The report by the inspection generale des services - the
police watchdog - was leaked to the daily Le Monde newspaper on
Thursday.
It concluded that officers had chased the youths and
had shown "surprising irresponsibility and carelessness".
In October 2005 three teenagers in the suburb of
Clichy-sous-Bois fled police before taking refuge in an
electricity sub-station, where two of them were electrocuted.
Officers denied chasing the boys. However, their families
claimed they were chased by police into the sub-station run by
electricity supplier EDF.
Thousands of cars burnt
The deaths set off angry protests and weeks of riots by
stone-throwing youths who torched thousands of cars, horrifying
France and laying bare the tensions in the poor, heavily
immigrant suburbs outside its prosperous town centres.
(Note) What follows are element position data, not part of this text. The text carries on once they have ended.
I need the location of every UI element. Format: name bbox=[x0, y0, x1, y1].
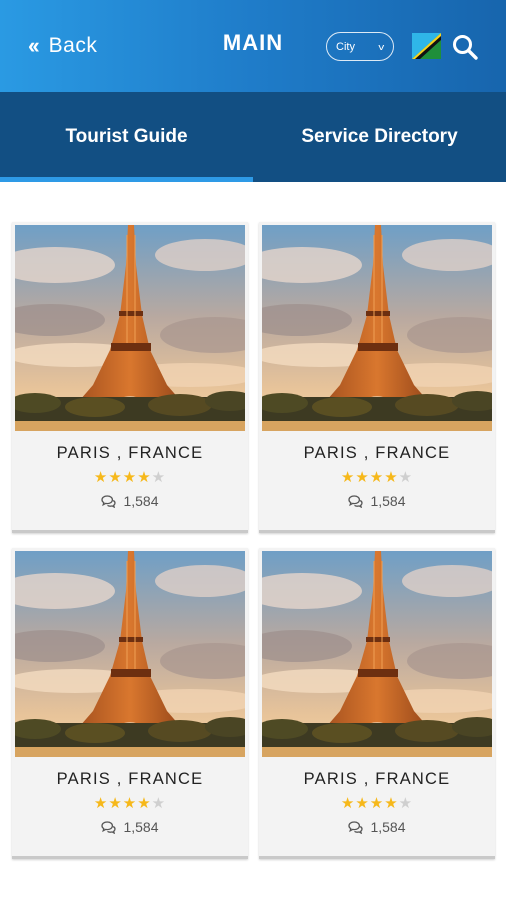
star-filled-icon: ★ bbox=[137, 795, 152, 812]
back-button[interactable]: ‹‹ Back bbox=[28, 33, 97, 59]
star-filled-icon: ★ bbox=[355, 795, 370, 812]
review-count-value: 1,584 bbox=[370, 493, 406, 509]
destination-card[interactable]: PARIS , FRANCE ★★★★★ 1,584 bbox=[12, 548, 248, 859]
star-filled-icon: ★ bbox=[122, 795, 138, 812]
tab-service-directory[interactable]: Service Directory bbox=[253, 92, 506, 182]
comments-icon bbox=[101, 820, 117, 834]
star-filled-icon: ★ bbox=[93, 795, 109, 812]
star-rating: ★★★★★ bbox=[259, 470, 495, 485]
destination-photo bbox=[262, 225, 492, 431]
review-count: 1,584 bbox=[259, 493, 495, 509]
destination-card[interactable]: PARIS , FRANCE ★★★★★ 1,584 bbox=[259, 222, 495, 533]
star-empty-icon: ★ bbox=[398, 795, 414, 812]
city-select-value: City bbox=[336, 40, 355, 53]
tab-tourist-guide[interactable]: Tourist Guide bbox=[0, 92, 253, 182]
destination-name: PARIS , FRANCE bbox=[303, 770, 451, 788]
review-count-value: 1,584 bbox=[123, 493, 159, 509]
review-count: 1,584 bbox=[259, 819, 495, 835]
eiffel-tower-image bbox=[262, 225, 492, 431]
destination-name: PARIS , FRANCE bbox=[56, 770, 204, 788]
destination-photo bbox=[262, 551, 492, 757]
review-count: 1,584 bbox=[12, 493, 248, 509]
comments-icon bbox=[101, 494, 117, 508]
review-count-value: 1,584 bbox=[370, 819, 406, 835]
chevron-down-icon: v bbox=[377, 41, 384, 52]
star-filled-icon: ★ bbox=[137, 469, 152, 486]
eiffel-tower-image bbox=[262, 551, 492, 757]
star-filled-icon: ★ bbox=[384, 469, 399, 486]
star-rating: ★★★★★ bbox=[259, 796, 495, 811]
star-filled-icon: ★ bbox=[369, 795, 385, 812]
eiffel-tower-image bbox=[15, 225, 245, 431]
star-empty-icon: ★ bbox=[151, 795, 167, 812]
review-count: 1,584 bbox=[12, 819, 248, 835]
destination-card[interactable]: PARIS , FRANCE ★★★★★ 1,584 bbox=[259, 548, 495, 859]
star-rating: ★★★★★ bbox=[12, 796, 248, 811]
flag-icon[interactable] bbox=[412, 33, 441, 59]
destination-card[interactable]: PARIS , FRANCE ★★★★★ 1,584 bbox=[12, 222, 248, 533]
star-filled-icon: ★ bbox=[384, 795, 399, 812]
star-empty-icon: ★ bbox=[151, 469, 167, 486]
review-count-value: 1,584 bbox=[123, 819, 159, 835]
app-header: ‹‹ Back MAIN City v bbox=[0, 0, 506, 92]
star-filled-icon: ★ bbox=[122, 469, 138, 486]
eiffel-tower-image bbox=[15, 551, 245, 757]
star-empty-icon: ★ bbox=[398, 469, 414, 486]
destination-photo bbox=[15, 225, 245, 431]
search-icon[interactable] bbox=[451, 33, 479, 61]
star-filled-icon: ★ bbox=[369, 469, 385, 486]
double-chevron-left-icon: ‹‹ bbox=[28, 33, 40, 58]
tab-bar: Tourist Guide Service Directory bbox=[0, 92, 506, 182]
destination-photo bbox=[15, 551, 245, 757]
star-filled-icon: ★ bbox=[355, 469, 370, 486]
back-label: Back bbox=[48, 34, 98, 57]
star-filled-icon: ★ bbox=[340, 469, 356, 486]
comments-icon bbox=[348, 820, 364, 834]
comments-icon bbox=[348, 494, 364, 508]
star-filled-icon: ★ bbox=[340, 795, 356, 812]
star-rating: ★★★★★ bbox=[12, 470, 248, 485]
city-select[interactable]: City v bbox=[326, 32, 394, 61]
star-filled-icon: ★ bbox=[93, 469, 109, 486]
active-tab-indicator bbox=[0, 177, 253, 182]
destination-name: PARIS , FRANCE bbox=[303, 444, 451, 462]
star-filled-icon: ★ bbox=[108, 469, 123, 486]
star-filled-icon: ★ bbox=[108, 795, 123, 812]
destination-name: PARIS , FRANCE bbox=[56, 444, 204, 462]
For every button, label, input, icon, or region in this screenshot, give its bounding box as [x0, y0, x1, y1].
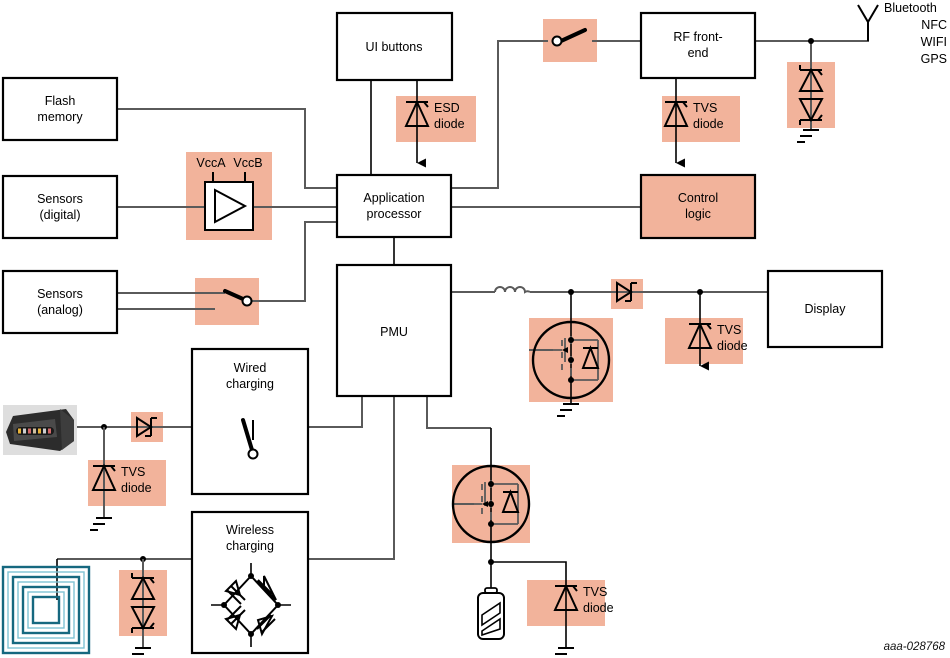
usb-c-connector-image: [3, 405, 77, 455]
ground-usb-tvs: [90, 517, 112, 531]
wire-wired-to-pmu: [308, 396, 363, 428]
block-wireless-charging-label-1: Wireless: [226, 523, 274, 537]
label-rf-tvs-1: TVS: [693, 101, 717, 115]
label-display-tvs-1: TVS: [717, 323, 741, 337]
block-flash-memory[interactable]: Flash memory: [1, 76, 119, 142]
block-ui-buttons-label: UI buttons: [366, 40, 423, 54]
block-application-processor-label-1: Application: [363, 191, 424, 205]
block-sensors-digital-label-2: (digital): [40, 208, 81, 222]
label-battery-tvs-1: TVS: [583, 585, 607, 599]
ground-battery-tvs: [555, 647, 574, 655]
junction-antenna: [808, 38, 814, 44]
block-pmu[interactable]: PMU: [335, 263, 453, 398]
block-sensors-analog[interactable]: Sensors (analog): [1, 269, 119, 335]
label-esd-diode-1: ESD: [434, 101, 460, 115]
block-wired-charging[interactable]: Wired charging: [190, 347, 310, 496]
block-rf-front-end-label-2: end: [688, 46, 709, 60]
antenna-label-gps: GPS: [921, 52, 947, 66]
block-sensors-digital[interactable]: Sensors (digital): [1, 174, 119, 240]
antenna-label-wifi: WIFI: [921, 35, 947, 49]
antenna-label-bluetooth: Bluetooth: [884, 1, 937, 15]
symbol-battery: [477, 587, 505, 640]
label-display-tvs-2: diode: [717, 339, 748, 353]
label-vccb: VccB: [233, 156, 262, 170]
block-control-logic[interactable]: Control logic: [639, 173, 757, 240]
block-display-label: Display: [805, 302, 847, 316]
label-esd-diode-2: diode: [434, 117, 465, 131]
block-rf-front-end[interactable]: RF front- end: [639, 11, 757, 80]
block-wired-charging-label-2: charging: [226, 377, 274, 391]
block-wireless-charging[interactable]: Wireless charging: [190, 510, 310, 655]
ground-coil-tvs: [132, 647, 151, 655]
block-pmu-label: PMU: [380, 325, 408, 339]
block-wireless-charging-label-2: charging: [226, 539, 274, 553]
block-sensors-digital-label-1: Sensors: [37, 192, 83, 206]
symbol-antenna: [857, 4, 879, 41]
ground-display-mosfet: [557, 403, 579, 417]
label-rf-tvs-2: diode: [693, 117, 724, 131]
antenna-label-nfc: NFC: [921, 18, 947, 32]
wireless-charging-coil: [1, 565, 91, 655]
label-usb-tvs-2: diode: [121, 481, 152, 495]
block-diagram-canvas: Flash memory Sensors (digital) Sensors (…: [1, 1, 947, 655]
wire-pmu-to-batt-mosfet: [426, 396, 491, 429]
figure-id-label: aaa-028768: [884, 641, 946, 653]
block-rf-front-end-label-1: RF front-: [673, 30, 722, 44]
antenna-protocol-labels: Bluetooth NFC WIFI GPS: [884, 1, 947, 66]
block-application-processor[interactable]: Application processor: [335, 173, 453, 239]
ground-antenna-tvs: [797, 129, 819, 143]
block-sensors-analog-label-2: (analog): [37, 303, 83, 317]
label-vcca: VccA: [196, 156, 226, 170]
block-flash-memory-label-2: memory: [37, 110, 83, 124]
block-display[interactable]: Display: [766, 269, 884, 349]
wire-wireless-to-pmu: [308, 396, 395, 560]
symbol-inductor: [494, 286, 531, 294]
block-wired-charging-label-1: Wired: [234, 361, 267, 375]
block-control-logic-label-1: Control: [678, 191, 718, 205]
block-control-logic-label-2: logic: [685, 207, 711, 221]
block-ui-buttons[interactable]: UI buttons: [335, 11, 454, 82]
block-flash-memory-label-1: Flash: [45, 94, 76, 108]
block-sensors-analog-label-1: Sensors: [37, 287, 83, 301]
label-battery-tvs-2: diode: [583, 601, 614, 615]
highlight-rf-switch: [543, 19, 597, 62]
block-application-processor-label-2: processor: [367, 207, 422, 221]
label-usb-tvs-1: TVS: [121, 465, 145, 479]
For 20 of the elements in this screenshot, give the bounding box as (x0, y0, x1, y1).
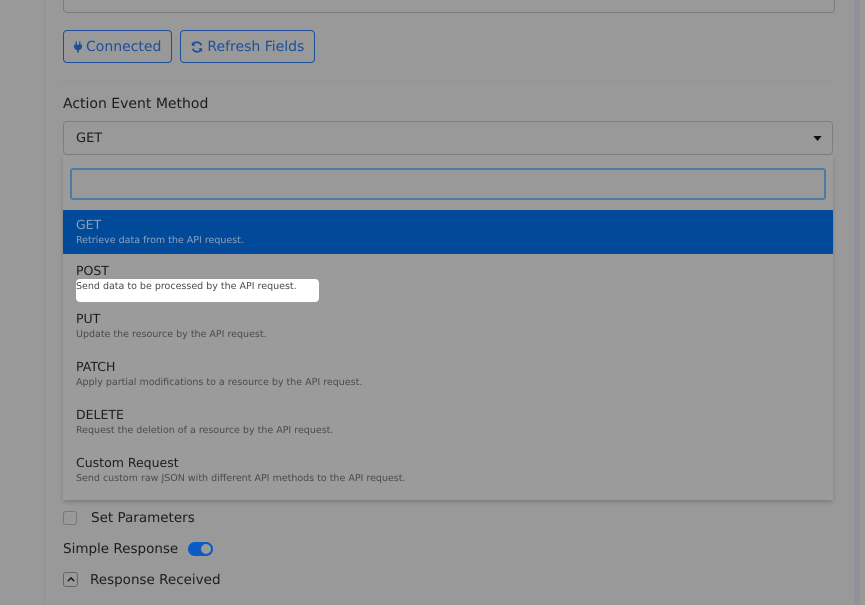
plug-icon (74, 40, 82, 52)
text-field[interactable] (63, 0, 835, 13)
dropdown-option[interactable]: PUT Update the resource by the API request. (63, 302, 833, 350)
dropdown-option[interactable]: DELETE Request the deletion of a resource by the API request. (63, 398, 833, 446)
dropdown-option[interactable]: PATCH Apply partial modifications to a resource by the API request. (63, 350, 833, 398)
method-select[interactable]: GET (63, 121, 833, 155)
dropdown-option[interactable]: POST Send data to be processed by the API request. (63, 254, 833, 302)
collapse-button[interactable] (63, 572, 78, 587)
toggle-label: Simple Response (63, 540, 178, 556)
dropdown-option[interactable]: GET Retrieve data from the API request. (63, 210, 833, 254)
caret-icon (813, 136, 822, 140)
section-title: Response Received (90, 572, 221, 588)
refresh-icon (191, 40, 204, 52)
checkbox[interactable] (63, 510, 77, 524)
chevron-icon (66, 577, 74, 582)
checkbox-label: Set Parameters (91, 510, 195, 526)
dropdown-option[interactable]: Custom Request Send custom raw JSON with different API methods to the API request. (63, 446, 833, 494)
toggle-switch[interactable] (188, 542, 214, 556)
field-label: Action Event Method (63, 96, 210, 112)
search-field[interactable] (70, 168, 826, 200)
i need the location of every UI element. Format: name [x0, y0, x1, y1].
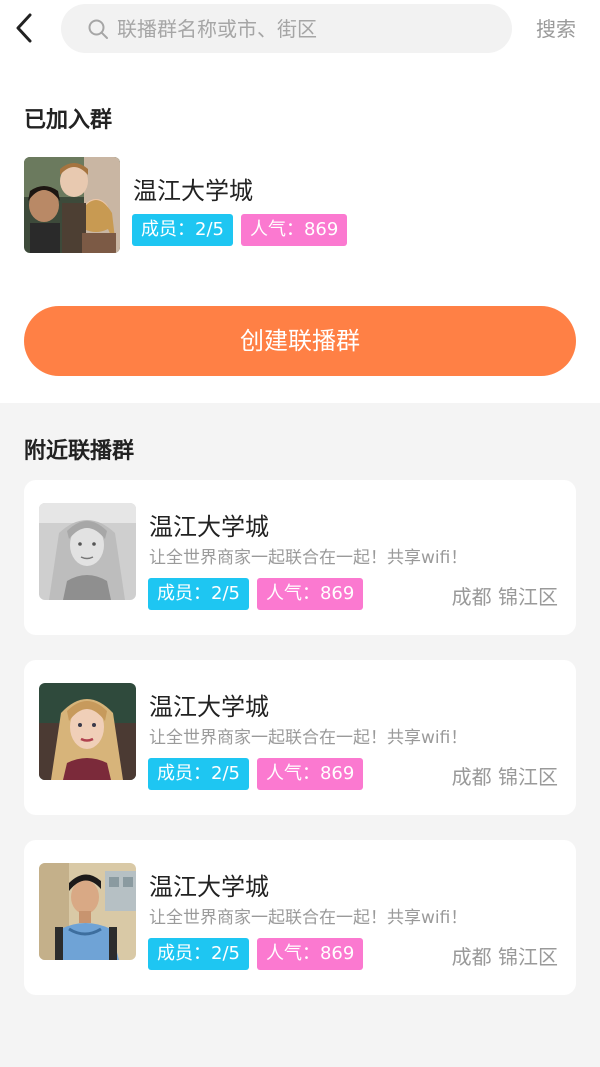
joined-group-name: 温江大学城 [133, 177, 253, 205]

Partly based on evidence from radio traffic, the police
report concluded officers had pursued the three youths whom they
suspected of trying to break into a building site.
During the pursuit, it found that one of the officers had
seen them climb into the nearby sub-station and said: "If they
get into the EDF site, I don't give much for their hides."
The officer later denied to investigators that he had seen
them enter the facility.
According to Le Monde, the report, which was handed over to
the magistrate examining charges of "failure to provide
assistance to a person in danger", gave no opinion on the guilt
or otherwise of five officers questioned as witnesses.